5 Kinds of Scientists

Something has been rolling around in my head for a while. I'm beginning to see that there are 5 kinds of scientists when it comes to how they view evolution. The good scientists at the National Academy got me thinking about the first three kinds, but recently, I've realized that there are two more.

First, the three kinds identified by the National Academy: On page 15 of Science, Evolution, and Creationism, the authors line out how scientists can be scientific materialists, deists, or theists. This statement has been a game changer for me and for many of the teachers I have spoken to. In it, the National Academy has clearly kept the door to practicing science open to religious people like me. They refused to exclude us, and I'm grateful for their courage and clarity. Their statement has been a key platform in my talks on teaching evolution. If religious scientists aren't excluded from practicing science, then religious students shouldn't be excluded from learning about evolution. We must stop telling students, "Check your faith at the door. This is a science class."

What I'm seeing now, though, is that there are actually two other kinds at the fringes of the National Academies three. These other two kinds break long-standing scientific traditions about methodological naturalism, which is probably why the National Academy didn't consider them. One fringe group stands at the edges of theistic scientists; the other lurks at the edge of scientific materialists.

The first fringe category is pretty clear, and it's the Creationists and Intelligent Design advocates. They argue that science should consider supernatural as well as natural causes. As I heard Michael Behe explain last night, scientists should follow the evidence wherever it leads. If it leads to an intelligent designer, as Behe believes, then that's good scientific thinking. He just crossed the line of methodological naturalism, however, and that opens the door to the chaos of scientists having to figure out which supernatural explanations from all the religions in the world get considered.

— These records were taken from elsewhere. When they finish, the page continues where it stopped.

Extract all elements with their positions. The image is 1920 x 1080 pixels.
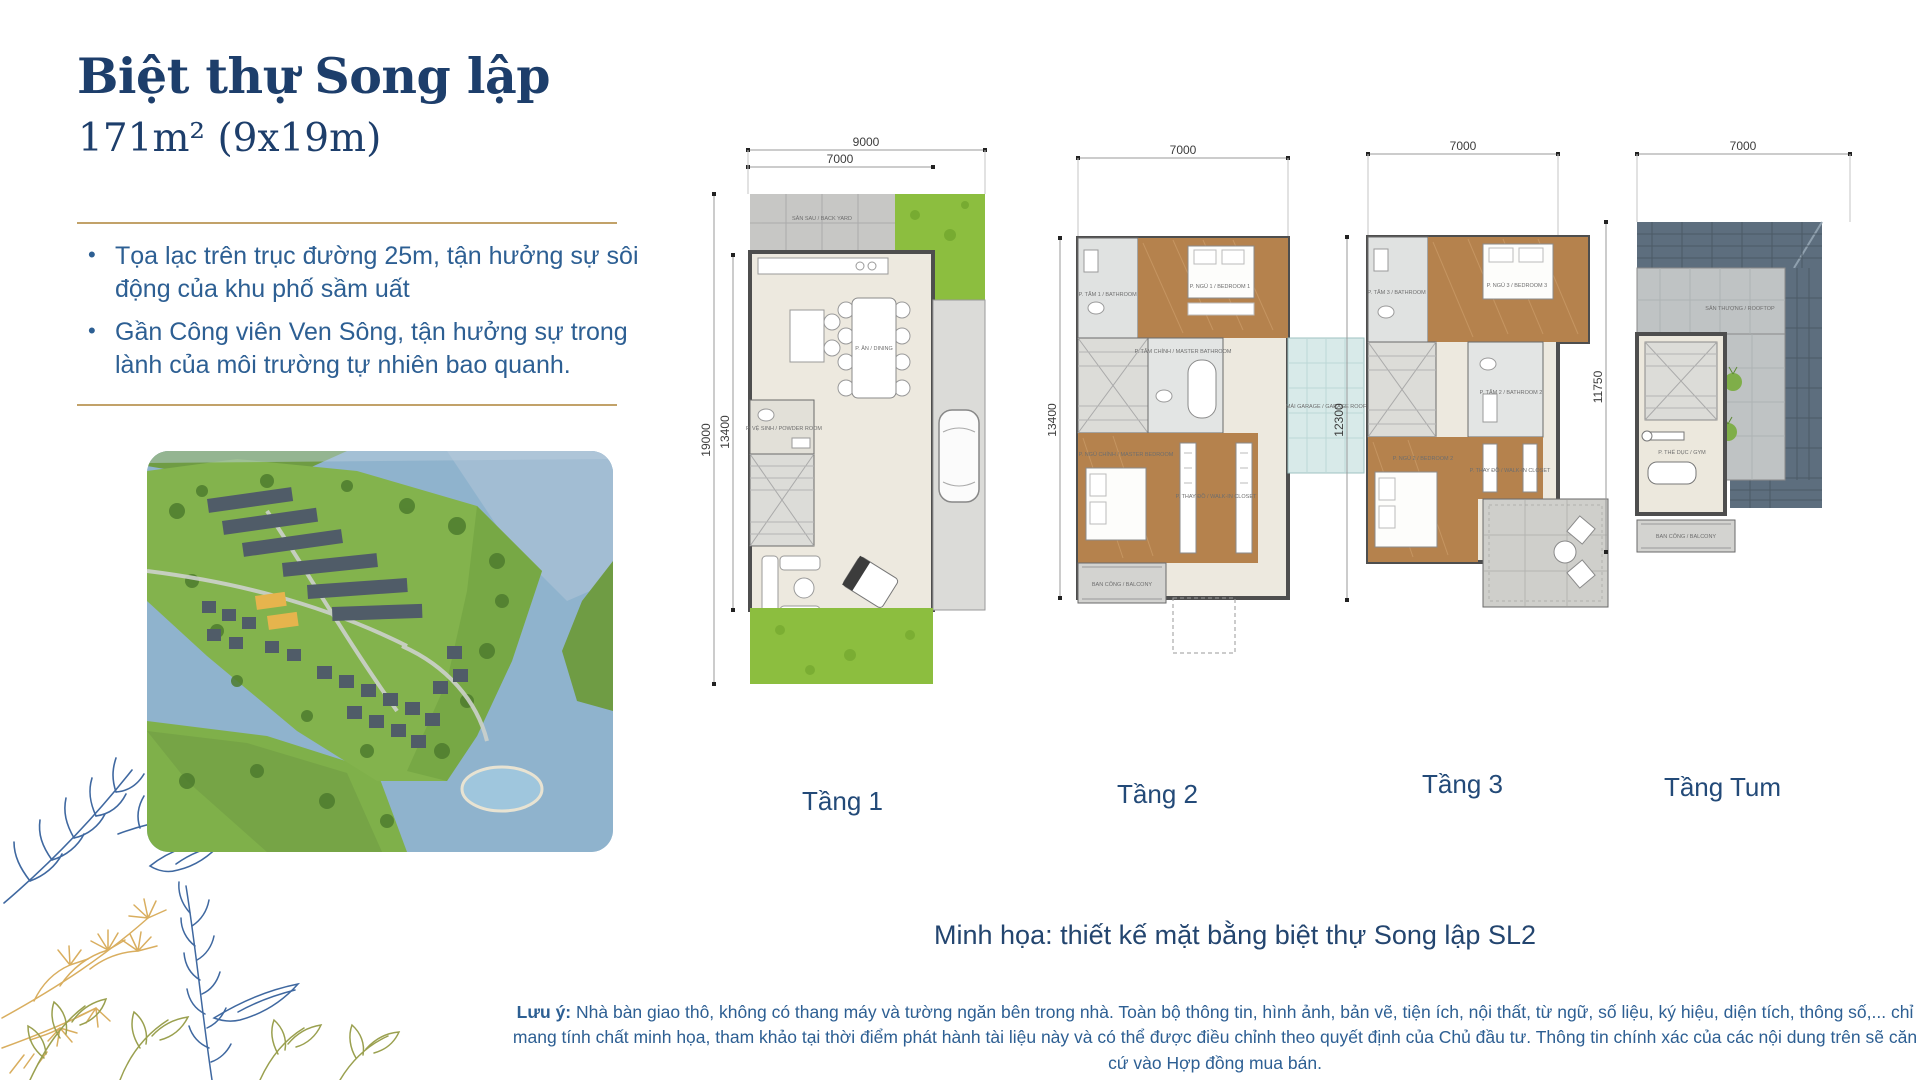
svg-text:P. NGỦ 1 / BEDROOM 1: P. NGỦ 1 / BEDROOM 1: [1190, 283, 1250, 290]
staircase: [750, 454, 814, 546]
stair-gym-block: P. THỂ DỤC / GYM: [1637, 334, 1725, 514]
svg-text:P. NGỦ 2 / BEDROOM 2: P. NGỦ 2 / BEDROOM 2: [1393, 455, 1453, 462]
feature-item: Gần Công viên Ven Sông, tận hưởng sự tro…: [80, 316, 655, 383]
plan3-building: P. TẮM 3 / BATHROOM 3 P. NGỦ 3 / BEDROOM…: [1368, 237, 1608, 607]
illustration-caption: Minh họa: thiết kế mặt bằng biệt thự Son…: [735, 920, 1735, 951]
gold-divider-top: [77, 222, 617, 224]
floor-plan-1: 9000 7000 19000 13400 SÂN SAU / BACK YAR…: [700, 110, 1000, 710]
svg-text:P. THỂ DỤC / GYM: P. THỂ DỤC / GYM: [1658, 449, 1706, 456]
svg-text:9000: 9000: [853, 135, 880, 149]
svg-text:13400: 13400: [1048, 403, 1059, 437]
aerial-masterplan-image: [147, 451, 613, 852]
plantum-building: SÂN THƯỢNG / ROOFTOP P. T: [1637, 222, 1822, 552]
balcony: BAN CÔNG / BALCONY: [1078, 563, 1166, 603]
svg-text:P. VỆ SINH / POWDER ROOM: P. VỆ SINH / POWDER ROOM: [746, 424, 822, 432]
front-yard: [750, 608, 933, 684]
floor-label-tum: Tầng Tum: [1650, 772, 1795, 803]
svg-text:P. TẮM CHÍNH / MASTER BATHROOM: P. TẮM CHÍNH / MASTER BATHROOM: [1135, 347, 1232, 355]
plan1-building: SÂN SAU / BACK YARD P. ĂN / DINING: [746, 194, 985, 684]
svg-text:P. NGỦ 3 / BEDROOM 3: P. NGỦ 3 / BEDROOM 3: [1487, 282, 1547, 289]
blue-sprig-illustration: [179, 882, 298, 1080]
svg-text:SÂN SAU / BACK YARD: SÂN SAU / BACK YARD: [792, 215, 852, 222]
svg-text:7000: 7000: [1170, 143, 1197, 157]
svg-text:12300: 12300: [1333, 403, 1346, 437]
kitchen-island: [790, 310, 824, 362]
svg-text:7000: 7000: [1450, 139, 1477, 153]
floor-plan-tum: 7000 11750: [1590, 132, 1920, 712]
svg-text:P. TẮM 2 / BATHROOM 2: P. TẮM 2 / BATHROOM 2: [1480, 388, 1543, 396]
floor-plan-2: 7000 13400 P. TẮM 1 / BATHROOM 1 P. NGỦ …: [1048, 138, 1368, 718]
svg-text:P. TẮM 1 / BATHROOM 1: P. TẮM 1 / BATHROOM 1: [1079, 290, 1142, 298]
svg-text:P. TẮM 3 / BATHROOM 3: P. TẮM 3 / BATHROOM 3: [1368, 288, 1431, 296]
floor-label-3: Tầng 3: [1395, 769, 1530, 800]
gold-divider-bottom: [77, 404, 617, 406]
floor-label-1: Tầng 1: [775, 786, 910, 817]
svg-text:13400: 13400: [718, 415, 732, 449]
svg-text:11750: 11750: [1591, 370, 1605, 403]
svg-text:7000: 7000: [827, 152, 854, 166]
svg-text:BAN CÔNG / BALCONY: BAN CÔNG / BALCONY: [1656, 533, 1717, 540]
gold-dill-illustration: [2, 899, 166, 1073]
bathtub: [1188, 360, 1216, 418]
feature-list: Tọa lạc trên trục đường 25m, tận hưởng s…: [80, 240, 655, 391]
disclaimer-label: Lưu ý:: [517, 1002, 571, 1022]
brochure-page: Biệt thự Song lập 171m² (9x19m) Tọa lạc …: [0, 0, 1920, 1080]
lagoon-pool: [462, 767, 542, 811]
floor-label-2: Tầng 2: [1090, 779, 1225, 810]
staircase: [1368, 342, 1436, 437]
legal-disclaimer: Lưu ý: Nhà bàn giao thô, không có thang …: [505, 1000, 1920, 1076]
svg-text:P. NGỦ CHÍNH / MASTER BEDROOM: P. NGỦ CHÍNH / MASTER BEDROOM: [1079, 451, 1174, 458]
disclaimer-text: Nhà bàn giao thô, không có thang máy và …: [513, 1002, 1917, 1073]
svg-text:P. THAY ĐỒ / WALK-IN CLOSET: P. THAY ĐỒ / WALK-IN CLOSET: [1470, 467, 1551, 474]
feature-item: Tọa lạc trên trục đường 25m, tận hưởng s…: [80, 240, 655, 307]
svg-text:7000: 7000: [1730, 139, 1757, 153]
void-below: [1173, 598, 1235, 653]
page-subtitle: 171m² (9x19m): [78, 116, 638, 161]
svg-text:19000: 19000: [700, 423, 713, 457]
aerial-render: [147, 451, 613, 852]
page-title: Biệt thự Song lập: [77, 50, 637, 104]
olive-branches-illustration: [28, 999, 399, 1080]
car: [939, 410, 979, 502]
balcony: BAN CÔNG / BALCONY: [1637, 520, 1735, 552]
svg-text:SÂN THƯỢNG / ROOFTOP: SÂN THƯỢNG / ROOFTOP: [1705, 305, 1775, 312]
svg-text:P. ĂN / DINING: P. ĂN / DINING: [855, 345, 893, 352]
plan2-building: P. TẮM 1 / BATHROOM 1 P. NGỦ 1 / BEDROOM…: [1078, 238, 1367, 653]
svg-text:BAN CÔNG / BALCONY: BAN CÔNG / BALCONY: [1092, 581, 1153, 588]
svg-text:P. THAY ĐỒ / WALK-IN CLOSET: P. THAY ĐỒ / WALK-IN CLOSET: [1176, 493, 1257, 500]
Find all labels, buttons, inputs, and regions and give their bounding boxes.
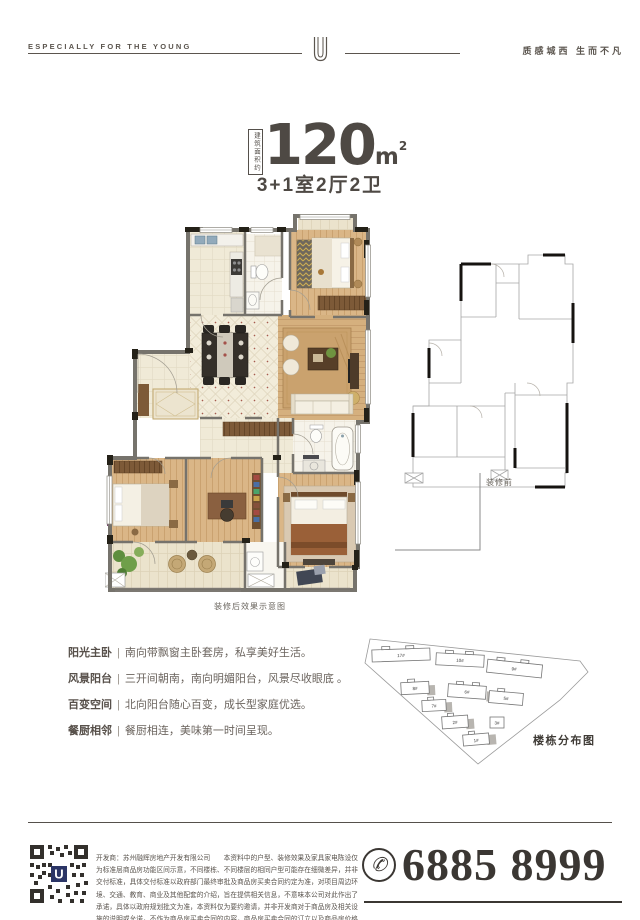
site-map-caption: 楼栋分布图 bbox=[533, 732, 596, 748]
feature-desc: 北向阳台随心百变，成长型家庭优选。 bbox=[125, 699, 312, 711]
logo-u-icon bbox=[312, 36, 329, 63]
feature-desc: 南向带飘窗主卧套房，私享美好生活。 bbox=[125, 647, 312, 659]
feature-desc: 三开间朝南，南向明媚阳台，风景尽收眼底 。 bbox=[125, 673, 348, 685]
phone-underline bbox=[364, 901, 622, 903]
building-label: 3# bbox=[494, 721, 500, 726]
area-number: 120 bbox=[264, 113, 375, 178]
qr-code: U bbox=[30, 845, 88, 903]
area-label-box: 建筑面积约 bbox=[248, 129, 263, 175]
poster-page: ESPECIALLY FOR THE YOUNG 质感城西 生而不凡 建筑面积约… bbox=[0, 0, 640, 920]
feature-separator: | bbox=[112, 699, 125, 711]
before-plan-caption: 装修前 bbox=[486, 477, 513, 488]
area-unit: m bbox=[375, 144, 399, 170]
footer-divider bbox=[28, 822, 612, 823]
area-value: 120m2 bbox=[264, 118, 405, 174]
disclaimer-text: 开发商：苏州融辉房地产开发有限公司 本资料中的户型、装修效果及家具家电陈设仅为标… bbox=[96, 853, 358, 920]
header-divider-right bbox=[345, 53, 460, 54]
feature-list: 阳光主卧|南向带飘窗主卧套房，私享美好生活。 风景阳台|三开间朝南，南向明媚阳台… bbox=[68, 644, 348, 748]
feature-separator: | bbox=[112, 673, 125, 685]
feature-separator: | bbox=[112, 725, 125, 737]
header-slogan-en: ESPECIALLY FOR THE YOUNG bbox=[28, 42, 192, 51]
qr-center-logo: U bbox=[54, 867, 63, 882]
feature-title: 餐厨相邻 bbox=[68, 725, 112, 737]
site-map: 17# 10# 9# 8# 6# 5# bbox=[350, 632, 615, 772]
feature-row: 百变空间|北向阳台随心百变，成长型家庭优选。 bbox=[68, 696, 348, 722]
area-label: 建筑面积约 bbox=[251, 132, 261, 172]
feature-separator: | bbox=[112, 647, 125, 659]
phone-icon: ✆ bbox=[362, 848, 396, 882]
layout-subtitle: 3+1室2厅2卫 bbox=[200, 170, 440, 197]
building-label: 7# bbox=[431, 703, 437, 708]
before-plan-leader-line bbox=[395, 473, 480, 550]
feature-row: 阳光主卧|南向带飘窗主卧套房，私享美好生活。 bbox=[68, 644, 348, 670]
feature-title: 百变空间 bbox=[68, 699, 112, 711]
floorplan-after bbox=[105, 212, 395, 607]
feature-row: 餐厨相邻|餐厨相连，美味第一时间呈现。 bbox=[68, 722, 348, 748]
floorplan-before bbox=[395, 243, 610, 563]
building-label: 6# bbox=[464, 689, 470, 694]
feature-row: 风景阳台|三开间朝南，南向明媚阳台，风景尽收眼底 。 bbox=[68, 670, 348, 696]
area-unit-sup: 2 bbox=[399, 139, 405, 153]
feature-title: 阳光主卧 bbox=[68, 647, 112, 659]
building-label: 17# bbox=[397, 653, 405, 658]
building-label: 10# bbox=[456, 658, 464, 663]
phone-number: 6885 8999 bbox=[402, 842, 607, 888]
header-slogan-cn: 质感城西 生而不凡 bbox=[522, 44, 624, 57]
feature-desc: 餐厨相连，美味第一时间呈现。 bbox=[125, 725, 279, 737]
after-plan-caption: 装修后效果示意图 bbox=[180, 601, 320, 612]
before-plan-bearing-walls bbox=[413, 255, 573, 487]
building-label: 1# bbox=[473, 738, 479, 743]
building-label: 8# bbox=[412, 686, 418, 691]
feature-title: 风景阳台 bbox=[68, 673, 112, 685]
building-label: 2# bbox=[452, 720, 458, 725]
header-divider-left bbox=[28, 53, 302, 54]
phone-block: ✆ 6885 8999 bbox=[362, 842, 624, 888]
building-label: 5# bbox=[503, 696, 509, 701]
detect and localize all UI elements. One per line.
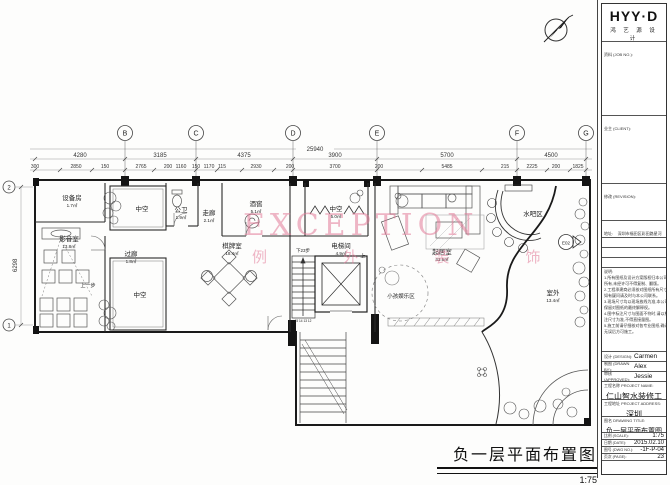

The second fringe category is more subtle, and as a religious person, it's the one that concerns me more. It's closely aligned with the New Atheists, and it basically says that religious people themselves, not religious explanations, should be excluded from practicing science. Here, think about Dawkin's God Delusion and how delusional people don't make good scientists. The problem with these fringe scientists is that they are breaking long standing scientific traditions about philosophical naturalism. Science has never excluded people who believe in the supernatural, but in its modern formulation it has always said that scientists must stick to natural explanations in their work and publications. These fringe scientists make scientific materialism not just one of three possible views, as the National Academy has said. Instead, they make it a requirement for all scientists, excluding me and every other religious person from doing science. They have just opened the door to the chaos of elite science where only a few enlightened individuals can understand science, and the implications of that stance are hugely sinister.